Tersinden, “Onurlu ahlaklı kadın çıplak aramaya uğradıysa bunu söylemek için bir yıl beklemez”, “Başörtüsü ve çıplak kelimesini yan yana getirerek inançlarımıza derinlemesine zarar vermek istiyorlar”, “Bu insanlar talimatla bebek sahibi oluyorlar” sözlerinin sahibi olan Özlem Zengin gibi bir figürden veya Abdullah Çatlı ile aynı masada yemek yiyecek derecede yakın olan, Mehmet Ağar’ın selefi olarak Çiller’in İçişleri Bakanlığı’nı yapan, AKP’nin kurucuları arasında yer alan, 15 Şubat 1997’deki Şeriata Karşı Kadın Yürüyüşü’nde atılan “kahrolsun şeriat!” sloganından büyük üzüntü duyduğunu belirterek “İnancıma göre şeriat, İslam demektir. O geceyi hayatımdan silmek isterim. Anlatılamayacak bir acı hissettim” sözlerinin sahibi Meral Akşener’den veya ENSAR Vakfı’ndaki çocuk istismarı ile ilgili “bir kereden bir şey olmaz” diyen Bakan hakkında verilen gensoru oylamasının Bakan “lehine” sonuçlanmasında kutlama kuyruğuna giren AKP’li kadın vekillerle “kız kardeşlik” bu kapsamın dar kalıplarının ötesinde karanlıktan başka hiçbir şey sunmaz. Ya da Rusya’ya yönelik sert yaptırımlar için Avrupalı müttefikleri ve ABD’nin yanında durmaya hazır olduklarını belirten ve ülkesini NATO üyeliğine bizzat taşıyan Finlandiya Başbakanı’ndan kız kardeş çıkararak “siyasette kadın figürü” olarak alkışlamak da farklı bir yere tekabül etmez.

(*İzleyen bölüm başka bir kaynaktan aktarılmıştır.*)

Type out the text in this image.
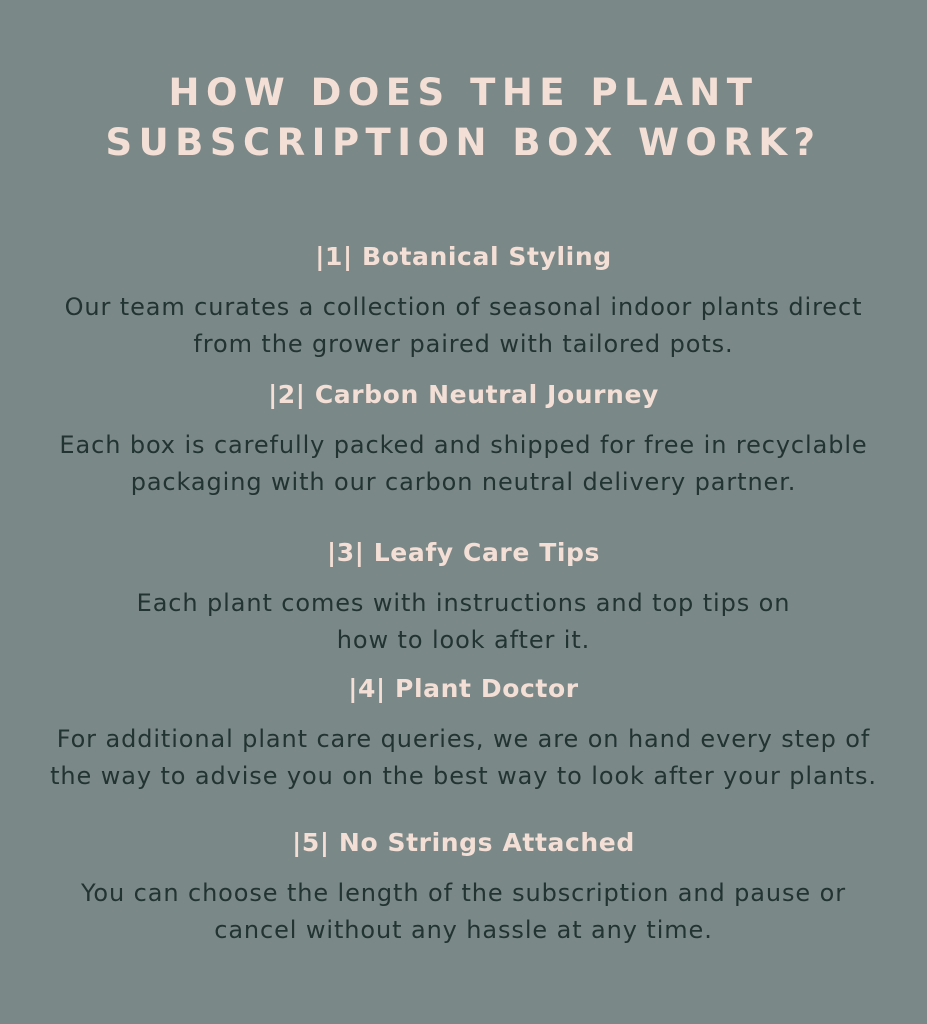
HOW DOES THE PLANT
SUBSCRIPTION BOX WORK?
|1| Botanical Styling
Our team curates a collection of seasonal indoor plants direct
from the grower paired with tailored pots.
|2| Carbon Neutral Journey
Each box is carefully packed and shipped for free in recyclable
packaging with our carbon neutral delivery partner.
|3| Leafy Care Tips
Each plant comes with instructions and top tips on
how to look after it.
|4| Plant Doctor
For additional plant care queries, we are on hand every step of
the way to advise you on the best way to look after your plants.
|5| No Strings Attached
You can choose the length of the subscription and pause or
cancel without any hassle at any time.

Tehditlere pabuç bırakmayacaksak, karanlıkta iş gören ve oradan beslenenlerle, gericiliği bir toplumsal değer olarak görerek, laikliğe küfredenlerle, bilim düşmanlarıyla değil, insanlığın kurtuluşunun ancak bu karanlığın bir bütün olarak yıkılmasıyla gerçekleşeceğini bilenlerle, bu iradeyle ve bu iradenin de hiç kimseye teslim edilemeyecek kadar değerli olduğu bilinciyle yol alacağız. O yüzden bu iradeye küfür edenlerden kendi adımıza destek beklemiyoruz. Bu karanlığa tehdit oluşturan niceleri gibi Zülal Kalkandelen de, Esin Davutoğlu Şenol da bizimdir! Taraflar bellidir! Sahip çıkan da bellidir, çıkmayan da!